= Responsible Reform =

2012 UK disability benefit report

Responsible Reform, also known as the Spartacus Report, is a report published on 9 January 2012 that analyses the United Kingdom coalition government's proposed welfare benefit changes in the Welfare Reform Bill 2011 that proposes the replacement of the Disability Living Allowance (DLA) with Personal Independence Payments (PIP).

The report was written, researched, funded and supported by multiple individuals who collaborated via social media, and gathers together existing information and analyses over 500 group responses to the UK Government's response to Disability Living Allowance reform, which were obtained via a freedom of information request.

== Claims ==
The report claims that the Government's response to the DLA consultation presented a highly misleading view of the responses it received, and that the consultation process did not meet the Government's own Codes of Practice.

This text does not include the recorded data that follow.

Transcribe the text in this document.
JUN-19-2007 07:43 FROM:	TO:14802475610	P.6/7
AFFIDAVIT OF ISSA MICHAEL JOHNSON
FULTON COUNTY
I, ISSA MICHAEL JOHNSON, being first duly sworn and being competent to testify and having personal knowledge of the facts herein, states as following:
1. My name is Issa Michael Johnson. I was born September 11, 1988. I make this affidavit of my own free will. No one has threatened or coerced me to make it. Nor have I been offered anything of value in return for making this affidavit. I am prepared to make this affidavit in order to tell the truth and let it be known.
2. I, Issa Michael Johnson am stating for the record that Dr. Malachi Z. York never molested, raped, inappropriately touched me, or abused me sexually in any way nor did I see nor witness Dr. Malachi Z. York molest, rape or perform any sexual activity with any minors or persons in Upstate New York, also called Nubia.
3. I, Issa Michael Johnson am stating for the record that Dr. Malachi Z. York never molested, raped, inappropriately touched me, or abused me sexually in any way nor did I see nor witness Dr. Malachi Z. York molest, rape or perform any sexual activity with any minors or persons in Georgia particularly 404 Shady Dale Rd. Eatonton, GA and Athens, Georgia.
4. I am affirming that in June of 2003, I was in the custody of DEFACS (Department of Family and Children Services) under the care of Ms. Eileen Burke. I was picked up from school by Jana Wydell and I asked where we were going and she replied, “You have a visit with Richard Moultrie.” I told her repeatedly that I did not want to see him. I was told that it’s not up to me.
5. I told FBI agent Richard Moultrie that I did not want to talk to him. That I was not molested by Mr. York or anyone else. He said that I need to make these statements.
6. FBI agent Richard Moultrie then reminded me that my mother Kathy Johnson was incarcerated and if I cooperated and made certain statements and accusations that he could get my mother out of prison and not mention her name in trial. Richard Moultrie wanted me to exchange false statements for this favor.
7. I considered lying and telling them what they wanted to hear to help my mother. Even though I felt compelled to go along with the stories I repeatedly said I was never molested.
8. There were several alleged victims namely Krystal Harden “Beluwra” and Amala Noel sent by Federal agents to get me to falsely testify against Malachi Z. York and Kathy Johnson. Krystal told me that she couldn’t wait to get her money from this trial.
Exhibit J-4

It also notes that the evidence of the consultation did not support the Governments claim of a 30% rise in DLA claims relevant to PIP, rather that the figure is actually 13%, and that these figures were not made clear to parliamentarians as they debated the bill, despite a Government report being signed off in May 2011.

== Response ==

The report has been widely circulated on the social networking service Twitter using the hashtag #spartacusreport. On the date of publication it became a trending topic and has received backing from thousands of users including Stephen Fry, John Prescott, Alastair Campbell, Billy Bragg, Val McDermid, Kate Long, Julie Hesmondhalgh, Sue Perkins and Tim Minchin, as well as various groups including Disability Rights UK, which represents over 350 groups, and Scope, Mind, RNIB, Sense, National Autistic Society, Action for ME and the Papworth Trust.

On Monday 9 January, the Department for Work and Pensions press office also responded to the issue on Twitter.

On Wednesday 11 January, the House of Lords voted against three clauses in the bill relating to disabled children, cancer patients, and the time limiting of employment support allowance.

On Thursday 12 January, disability rights blogger and architect of the report, Sue Marsh, was interviewed on the BBC's current affairs programme Newsnight alongside employment minister Chris Grayling.

On Tuesday 17 January, an amendment to hold an independent review of the Welfare Reform Bill was defeated in the House of Lords by 229 votes to 213.